崔吉城との対話

日々考えていること、感じていることを書きます。

「ソウル1945」

2010年06月26日 05時10分59秒 | エッセイ
 昨日は1950年6月25日朝鮮戦争勃発の記念日である。ソウルへ向けて歩き道峰山の麓で野宿して翌日ソウルの清涼里に付き、26日の夜にまた避難の道を歩いて砲声に驚いてねぎ畑を走り、漢江の北岸で農業用の物置に寝た。27日、ヤミの渡り船を利用して漢江を渡り、江南についた。潅木の間を通りぬけて歩いた。「漢江奇蹟」はソウルを変え、今、江南は富裕層地区になっている。しかし私はこの地区とは縁がすくなく、去年一度だけホテルで泊まったことがある。しかし昔の痕跡は一つもみい出せなかった。
 朴仙容氏から送られてきた韓国テレビドラマ「ソウル1945」を見始めた。朝鮮戦争から始まる。私が見た戦争とオーバーラップして考証する気持ちになった。私の生まれ故郷が苦戦場であることは確かである。
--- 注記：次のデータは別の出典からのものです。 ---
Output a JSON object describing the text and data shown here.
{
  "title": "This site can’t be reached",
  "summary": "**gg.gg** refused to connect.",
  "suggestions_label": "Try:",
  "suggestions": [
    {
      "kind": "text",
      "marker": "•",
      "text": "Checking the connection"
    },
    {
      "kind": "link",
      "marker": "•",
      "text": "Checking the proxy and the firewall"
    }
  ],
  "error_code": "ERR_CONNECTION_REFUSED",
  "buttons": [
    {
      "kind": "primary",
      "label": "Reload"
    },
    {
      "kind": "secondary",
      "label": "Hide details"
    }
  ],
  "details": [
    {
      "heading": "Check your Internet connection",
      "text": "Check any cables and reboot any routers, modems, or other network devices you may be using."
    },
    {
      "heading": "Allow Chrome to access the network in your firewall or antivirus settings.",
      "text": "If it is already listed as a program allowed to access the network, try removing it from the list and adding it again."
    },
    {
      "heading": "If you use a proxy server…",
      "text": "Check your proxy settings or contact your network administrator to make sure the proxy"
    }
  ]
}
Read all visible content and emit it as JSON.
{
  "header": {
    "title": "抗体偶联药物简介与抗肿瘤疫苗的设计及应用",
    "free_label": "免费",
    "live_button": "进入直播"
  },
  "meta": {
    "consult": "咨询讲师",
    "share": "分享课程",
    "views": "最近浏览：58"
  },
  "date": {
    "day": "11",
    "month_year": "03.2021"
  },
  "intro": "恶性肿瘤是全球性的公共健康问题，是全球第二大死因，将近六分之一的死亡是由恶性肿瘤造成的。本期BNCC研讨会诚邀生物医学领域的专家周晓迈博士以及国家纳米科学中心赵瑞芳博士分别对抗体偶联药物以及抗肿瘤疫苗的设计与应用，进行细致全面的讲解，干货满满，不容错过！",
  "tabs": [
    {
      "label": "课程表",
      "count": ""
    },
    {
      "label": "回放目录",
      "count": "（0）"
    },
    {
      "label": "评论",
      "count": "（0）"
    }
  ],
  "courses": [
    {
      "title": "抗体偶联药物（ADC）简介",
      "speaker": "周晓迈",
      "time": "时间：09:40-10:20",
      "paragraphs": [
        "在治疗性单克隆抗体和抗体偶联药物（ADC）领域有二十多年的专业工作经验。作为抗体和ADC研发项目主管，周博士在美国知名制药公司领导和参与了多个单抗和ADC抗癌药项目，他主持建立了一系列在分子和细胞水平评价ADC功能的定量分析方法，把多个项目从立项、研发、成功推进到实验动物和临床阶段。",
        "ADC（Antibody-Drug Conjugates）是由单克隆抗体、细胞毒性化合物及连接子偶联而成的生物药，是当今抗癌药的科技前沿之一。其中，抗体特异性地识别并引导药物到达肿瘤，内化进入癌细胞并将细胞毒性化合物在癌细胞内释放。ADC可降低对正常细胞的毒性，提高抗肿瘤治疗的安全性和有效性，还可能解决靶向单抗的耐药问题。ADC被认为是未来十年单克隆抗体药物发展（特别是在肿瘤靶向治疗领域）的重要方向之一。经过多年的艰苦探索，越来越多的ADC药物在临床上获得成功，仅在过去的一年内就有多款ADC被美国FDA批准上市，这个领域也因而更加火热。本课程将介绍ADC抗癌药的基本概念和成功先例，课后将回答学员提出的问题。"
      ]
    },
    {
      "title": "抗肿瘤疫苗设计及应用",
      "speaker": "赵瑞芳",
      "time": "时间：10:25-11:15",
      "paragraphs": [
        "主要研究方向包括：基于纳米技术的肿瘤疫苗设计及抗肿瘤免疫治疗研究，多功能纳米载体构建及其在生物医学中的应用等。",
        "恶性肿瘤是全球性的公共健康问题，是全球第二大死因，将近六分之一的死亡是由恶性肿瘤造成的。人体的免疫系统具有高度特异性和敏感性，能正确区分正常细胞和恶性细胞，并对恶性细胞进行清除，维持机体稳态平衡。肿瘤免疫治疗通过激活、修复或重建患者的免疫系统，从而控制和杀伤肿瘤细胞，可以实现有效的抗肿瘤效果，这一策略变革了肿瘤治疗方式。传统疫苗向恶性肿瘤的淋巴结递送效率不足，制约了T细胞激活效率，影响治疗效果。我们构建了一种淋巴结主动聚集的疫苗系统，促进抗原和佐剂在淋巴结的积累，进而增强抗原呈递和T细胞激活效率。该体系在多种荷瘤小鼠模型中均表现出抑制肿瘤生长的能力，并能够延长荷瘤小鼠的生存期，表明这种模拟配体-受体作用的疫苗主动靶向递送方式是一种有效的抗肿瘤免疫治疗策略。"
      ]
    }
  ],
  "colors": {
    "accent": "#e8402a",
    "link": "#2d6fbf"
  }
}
私は避難民の中にいたので直接戦場にいたのは後のことであり、ソウルでは空の飛行機をよく観察した。北朝鮮の戦闘機がS字で飛行したが、ソウルの人々が多く犠牲になることは見ていない。ドラマでは敗戦軍の韓国軍の勇敢さが浮き彫りにされることもある。戦争がドラマになりやすいことはなぜであろうか。それは「戦争と平和」のプロパガンダ的なことではなく、「面白さ」があるからである。実はその面白さに「危険性」がいっぱいあるのである。